Whenever someone seems to solve the hesitation problems, it is temporary or an inconsistent fix. Not all cars with the hesitation are probably having the same problem, yet the high frequency of JDM engines with hesitation suggests there is a common thread.


The one thing that JDM engines do all have in common is higher compression, and that the engines and their ECUs were designed to run the higher octane fuel available in Japan.

I'm beginning to agree that this is the most likely explanation. I think the root cause of the hesitation is the knock sensor sensing knock due to the lower octane fuels available in the US detonated in the higher compression engines. My hesitation problem is especially bad, and I am running an S Spec H22 with 11.0 compression.


So if anyone has more info on this, let's make this thread useful.

- If you've done a swap, state what kind: regular JDM, Type S, S spec, OBD1, OBD2, etc.
- If you are having the hesitation problem, say so and describe it.
- Any new definitive fixes, theories, etc. For example, if you are using octane booster has it consistently solved the problem? If you are running a P28 or P72 with P13 knock board and a Hondata, has that solved your problem? Has getting your fuel injectors balanced been a long-term solution?

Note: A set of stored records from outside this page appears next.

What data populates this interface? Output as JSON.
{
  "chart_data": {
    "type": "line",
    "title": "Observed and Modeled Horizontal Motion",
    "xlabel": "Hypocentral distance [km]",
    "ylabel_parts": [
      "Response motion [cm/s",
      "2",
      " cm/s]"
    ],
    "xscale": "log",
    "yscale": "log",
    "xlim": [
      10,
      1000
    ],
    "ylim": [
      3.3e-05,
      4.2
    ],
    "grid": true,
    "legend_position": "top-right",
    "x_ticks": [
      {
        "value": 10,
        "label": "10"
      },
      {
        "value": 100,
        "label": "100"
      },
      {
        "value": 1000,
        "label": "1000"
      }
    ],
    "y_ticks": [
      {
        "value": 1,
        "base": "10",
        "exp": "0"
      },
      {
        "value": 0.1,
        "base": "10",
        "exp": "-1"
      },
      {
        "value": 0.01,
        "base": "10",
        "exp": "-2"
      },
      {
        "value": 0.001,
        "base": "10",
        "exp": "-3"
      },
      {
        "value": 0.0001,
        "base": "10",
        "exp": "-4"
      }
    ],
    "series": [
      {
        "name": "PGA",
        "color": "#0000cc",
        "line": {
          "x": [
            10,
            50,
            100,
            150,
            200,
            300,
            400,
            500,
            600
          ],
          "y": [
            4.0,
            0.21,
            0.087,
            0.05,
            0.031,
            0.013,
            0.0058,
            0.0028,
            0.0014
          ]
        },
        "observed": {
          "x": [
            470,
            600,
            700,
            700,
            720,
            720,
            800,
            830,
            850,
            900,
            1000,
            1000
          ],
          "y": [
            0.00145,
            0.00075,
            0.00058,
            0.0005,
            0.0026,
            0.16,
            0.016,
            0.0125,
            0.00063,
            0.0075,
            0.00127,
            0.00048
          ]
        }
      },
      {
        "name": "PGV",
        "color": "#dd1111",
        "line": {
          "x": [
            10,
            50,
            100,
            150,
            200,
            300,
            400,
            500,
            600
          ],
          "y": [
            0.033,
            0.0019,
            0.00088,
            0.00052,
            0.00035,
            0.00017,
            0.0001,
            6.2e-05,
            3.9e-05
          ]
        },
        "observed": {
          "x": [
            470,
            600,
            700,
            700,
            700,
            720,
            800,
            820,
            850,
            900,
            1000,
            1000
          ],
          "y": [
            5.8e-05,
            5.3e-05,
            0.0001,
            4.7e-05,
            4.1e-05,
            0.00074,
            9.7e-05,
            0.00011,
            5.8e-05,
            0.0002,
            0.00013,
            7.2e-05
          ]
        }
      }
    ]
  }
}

Its definitely not the fuel octane. They just use a different way to calculate it than we do in the states. Thats why its higher.

https://hondaswap.com/reference-materials/us-octane-vs-other-countries-octane-ratings-59435/

I fixed mine when i swapped a chipped p28 (no knock board). Fixed it right up. The problem was reduced significantly by a new fuel pump, seafoam, a new intake and header. It went completely away with the new ECU.
 
Last edited:
Sorry about the multiple posts, wasn't showing up for me...

reikoshea: didn't realize that at all about the different rating system. That's great reading. But then this begs the question of why the stock ECU problem in the first place? Putting in a P28 or a P72 has seemed to work for other people too...
 
Sorry about the multiple posts, wasn't showing up for me...

reikoshea: didn't realize that at all about the different rating system. That's great reading. But then this begs the question of why the stock ECU problem in the first place? Putting in a P28 or a P72 has seemed to work for other people too...

Yeah, i've got no idea bro. I just know it worked...i was desperate...id done everything i could think of but that, and it worked beautifully. Maybe you're getting a USDM P13 mated with a H22A and its just not right for the low end. Thats all i can think of.